While such a process may have been beneficial for species survival, in humans it may be maladaptive, contributing to nightmares, flashbacks, or waking anxiety triggered by sights, sounds, and smells that remind the individual of the initial traumatic event.

Meloni, an investigator in the Behavioral Genetics Laboratory, and Bolshakov, the director of the Cellular Neurobiology Laboratory, are approaching the research from different angles. While Meloni introduces PACAP directly into animals, Bolshakov induces the release of the neuropeptide in specific brain regions using optogenetics, a relatively new methodology that involves the use of light to control brain cells that have been genetically modified.

In Bolshakov’s experiments, a photosensitive protein called channelrhodopsin, derived from green algae, is delivered to the brain structures, orchestrating emotional and behavioral responses to stress. Brain cells expressing channelrhodopsin are then activated by blue light with unique precision.

Stimulating specific pathways in the brain, the researchers trigger the release of PACAP to see how it affects anxiety levels and how these effects are modulated by chronic stress.

The Bolshakov lab also explores how PACAP and CRF interact in the amygdala and a small region of the brain called the bed nucleus of the stria terminalis (BNST) to control anxiety.

“There is evidence that both neuropeptides contribute to the development of pathological fear,” said Bolshakov. “Thus, their expression is enhanced in the brain when the subjects are experiencing fear-enhancing chronic stress.”

“If you had a treatment that could be given immediately following a trauma... You might protect those people who are most susceptible to developing PTSD.”

This enhanced PACAP- and CRF-mediated signaling in the brain is translated into changes in the functional interactions between certain brain regions, resulting in pathologically expressed fear, and thus often leading to psychiatric disorders.

“The hope here is that we could eventually come up with strategies for the treatment of generalized anxiety and PTSD, targeting specific parts of the brain circuitry controlling the development of pathological anxiety,” Bolshakov said.

Both researchers look at the expression of PACAP and CRF before and after traumas to see whether that makes an animal more predisposed to developing PTSD.

That is done by measuring how much PACAP is in the brain during trauma and investigating the circuits that revolve around this PACAP/CRF release to, in effect, consolidate or enhance the memory of the trauma.

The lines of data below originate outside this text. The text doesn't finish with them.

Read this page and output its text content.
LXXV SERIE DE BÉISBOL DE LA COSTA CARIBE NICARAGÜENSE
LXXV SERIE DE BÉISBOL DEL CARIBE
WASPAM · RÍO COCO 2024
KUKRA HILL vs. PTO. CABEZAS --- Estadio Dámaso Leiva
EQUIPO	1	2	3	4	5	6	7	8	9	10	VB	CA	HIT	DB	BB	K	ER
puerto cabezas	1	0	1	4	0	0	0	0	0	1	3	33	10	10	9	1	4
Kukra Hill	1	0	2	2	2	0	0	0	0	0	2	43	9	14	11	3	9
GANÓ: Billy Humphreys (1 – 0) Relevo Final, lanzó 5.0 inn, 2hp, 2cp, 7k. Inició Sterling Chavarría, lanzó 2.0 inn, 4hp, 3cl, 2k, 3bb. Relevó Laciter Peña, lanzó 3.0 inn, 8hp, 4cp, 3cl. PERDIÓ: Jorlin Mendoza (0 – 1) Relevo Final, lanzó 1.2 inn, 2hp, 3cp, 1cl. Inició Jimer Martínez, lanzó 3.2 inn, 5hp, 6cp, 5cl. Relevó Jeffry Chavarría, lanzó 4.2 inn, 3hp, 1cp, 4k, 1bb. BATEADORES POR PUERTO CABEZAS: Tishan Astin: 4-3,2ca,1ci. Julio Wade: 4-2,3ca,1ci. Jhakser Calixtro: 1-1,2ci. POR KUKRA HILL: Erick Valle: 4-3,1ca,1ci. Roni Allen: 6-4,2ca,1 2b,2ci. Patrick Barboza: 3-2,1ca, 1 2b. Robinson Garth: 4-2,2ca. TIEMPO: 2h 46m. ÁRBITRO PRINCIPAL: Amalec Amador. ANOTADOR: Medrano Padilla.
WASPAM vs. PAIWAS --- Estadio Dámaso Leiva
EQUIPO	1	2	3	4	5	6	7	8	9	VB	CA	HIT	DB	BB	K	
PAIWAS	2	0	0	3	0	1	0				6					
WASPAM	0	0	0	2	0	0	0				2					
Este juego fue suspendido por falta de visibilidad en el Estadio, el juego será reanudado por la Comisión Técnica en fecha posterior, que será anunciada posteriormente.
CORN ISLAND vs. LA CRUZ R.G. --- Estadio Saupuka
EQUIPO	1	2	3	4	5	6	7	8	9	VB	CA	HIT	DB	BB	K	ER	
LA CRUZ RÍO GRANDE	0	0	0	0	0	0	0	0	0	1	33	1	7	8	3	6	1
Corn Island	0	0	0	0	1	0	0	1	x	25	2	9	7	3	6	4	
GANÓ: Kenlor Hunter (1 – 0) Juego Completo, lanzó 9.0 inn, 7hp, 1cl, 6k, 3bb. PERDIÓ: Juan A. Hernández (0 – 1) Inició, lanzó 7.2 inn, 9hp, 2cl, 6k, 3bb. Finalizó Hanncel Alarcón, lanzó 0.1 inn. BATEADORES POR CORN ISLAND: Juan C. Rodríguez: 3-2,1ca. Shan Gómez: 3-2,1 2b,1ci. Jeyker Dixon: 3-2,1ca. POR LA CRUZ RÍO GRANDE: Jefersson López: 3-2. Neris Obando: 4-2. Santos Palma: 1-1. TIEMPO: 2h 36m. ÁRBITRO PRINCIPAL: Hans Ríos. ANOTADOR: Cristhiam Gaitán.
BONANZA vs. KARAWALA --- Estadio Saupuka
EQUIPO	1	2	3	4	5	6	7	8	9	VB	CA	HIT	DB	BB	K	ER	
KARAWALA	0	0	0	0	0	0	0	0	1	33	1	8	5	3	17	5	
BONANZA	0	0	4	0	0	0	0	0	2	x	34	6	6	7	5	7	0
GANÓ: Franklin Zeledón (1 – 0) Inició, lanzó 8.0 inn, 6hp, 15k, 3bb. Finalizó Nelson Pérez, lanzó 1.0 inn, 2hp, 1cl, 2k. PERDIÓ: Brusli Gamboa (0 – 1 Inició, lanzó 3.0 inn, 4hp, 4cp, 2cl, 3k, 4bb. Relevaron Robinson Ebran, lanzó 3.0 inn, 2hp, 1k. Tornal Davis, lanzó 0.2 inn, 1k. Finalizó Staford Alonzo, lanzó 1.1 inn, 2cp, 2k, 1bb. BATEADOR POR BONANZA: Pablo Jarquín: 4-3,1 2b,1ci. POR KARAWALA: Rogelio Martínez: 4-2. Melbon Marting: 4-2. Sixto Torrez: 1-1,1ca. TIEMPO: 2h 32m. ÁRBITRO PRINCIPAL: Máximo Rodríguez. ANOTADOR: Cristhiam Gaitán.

“Learning implicates memory consolidation,” Meloni said. “That is the hallmark of what is going on in PTSD patients, and we believe that memory consolidation of traumatic events is influenced by these peptides. Therefore, if we could control their actions, we possibly could come up with efficient treatments for PTSD.”

The work is also guided by the knowledge that there is an underlying predisposition to PTSD.

“We know many individuals that develop PTSD have early childhood exposures to abuse and to adverse kinds of living conditions that make them more predisposed to develop PTSD,” Meloni said. “So, it may be because these stress-peptide systems are already dysregulated that there is an enhanced susceptibility to developing PTSD in the wake of a traumatic experience later in life.”

Clinicians know that the trauma—the car crash, explosion, or shooting—can lead to the formation of stronger memories. And Meloni said that when those consolidated memories are triggered by sounds or smell, it can result in a panic attack.

“It’s the memory hyper-consolidation of the cues surrounding the traumatic events that we think PACAP may be involved in,” he said.

Meloni was hopeful that his and Bolshakov’s work in animals could eventually apply to humans.

“We don’t yet know who is going to develop PTSD after exposure to a traumatic event, and only a small percentage of people will. But if you had a treatment that could be given immediately following a trauma—such as a drug that might block PACAP’s or CRF’s effects—you might protect those people who are most susceptible to developing PTSD.”